Politique

Départementales : et s’il n’y avait pas de majorité dans les Pyrénées-Orientales ?

Par François David, France Bleu Roussillon lundi 23 mars 2015 à 16:35

Premier tour des élections départementales dimanche 22 mars 2015.
Premier tour des élections départementales dimanche 22 mars 2015. © MaxPPP

Le second tour des élections départementales s’annonce serré dans les Pyrénées-Orientales, et pourrait déboucher sur une situation inédite : l’absence de majorité clairement identifiée.

À la lumière des résultats du premier tour, aucun parti ne semble en mesure de remporter une victoire écrasante dimanche lors du second tour des départementales dans les Pyrénées-Orientales.

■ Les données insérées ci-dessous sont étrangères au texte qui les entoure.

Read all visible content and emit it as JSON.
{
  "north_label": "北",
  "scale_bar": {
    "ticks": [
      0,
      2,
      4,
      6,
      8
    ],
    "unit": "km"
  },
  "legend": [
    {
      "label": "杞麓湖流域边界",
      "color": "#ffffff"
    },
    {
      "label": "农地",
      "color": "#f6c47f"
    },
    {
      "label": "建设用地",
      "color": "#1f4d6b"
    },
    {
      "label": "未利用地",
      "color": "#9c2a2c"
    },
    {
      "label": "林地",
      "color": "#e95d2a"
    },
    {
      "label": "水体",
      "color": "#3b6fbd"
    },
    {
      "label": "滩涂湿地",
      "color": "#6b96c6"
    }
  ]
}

Le scrutin s’annonce serré et indécis.

Tout pourrait donc dépendre du Front national. Si le FN obtient un ou plusieurs élus lors du second tour des élections départementales, il pourrait empêcher ses adversaires d’obtenir la majorité absolue (c'est-à-dire de remporter un minimum de 9 cantons sur 17).

Qui dans le fauteuil de président ?

Théoriquement, le président d’un conseil départemental doit être élu à la majorité absolue. Mais le Code général des collectivités territoriales précise : « Si cette élection n'est pas acquise après les deux premiers tours de scrutin, il est procédé à un troisième tour de scrutin et l'élection a lieu à la majorité relative ».

C’est donc le parti qui a le plus d’élus qui remporte la présidence

Et en cas d’égalité parfaite ?

Reste un cas de figure : si la gauche et la droite remportent exactement le même nombre de cantons ! La seule possibilité d’obtenir la majorité serait une alliance avec le ou les éventuels élus Front national. Mais d’ores et déjà, le FN a fait savoir qu’il ne donnera ses voix à personne dans les Pyrénées-Orientales.

Du coup, la loi a tout prévu : en cas d’égalité, c’est le candidat le plus âgé qui devient président du département. Chaque parti a donc intérêt à présenter son doyen. A notre connaissance, c’est la gauche qui a les candidats les plus âgés : René Olive (77 ans) ou Jean Vila (74 ans). À droite, André Bascou plafonne à 70 ans.

Même chose pour l’élection des vice-présidents : c’est la liste qui a la moyenne d’âge la plus élevée qui l’emporte.

Un département ingouvernable ?

Si aucun parti ne remporte dimanche un minimum de 9 cantons, il n’y aura aucune majorité au sein du conseil départemental. Dans ce cas, aucune délibération ne pourra être votée et le département sera paralysé, sauf à trouver des alliances avec des élus du camp opposé.

Pour l’instant, aucun parti ne semble disposé à le faire. Mais on n’exclue pas des alliances de circonstances sur quelques textes, au cas par cas.

Selon le code général des collectivités territoriales, « lorsque le fonctionnement d'un conseil départemental se révèle impossible, le gouvernement peut en prononcer la dissolution par décret motivé pris en conseil des ministres ».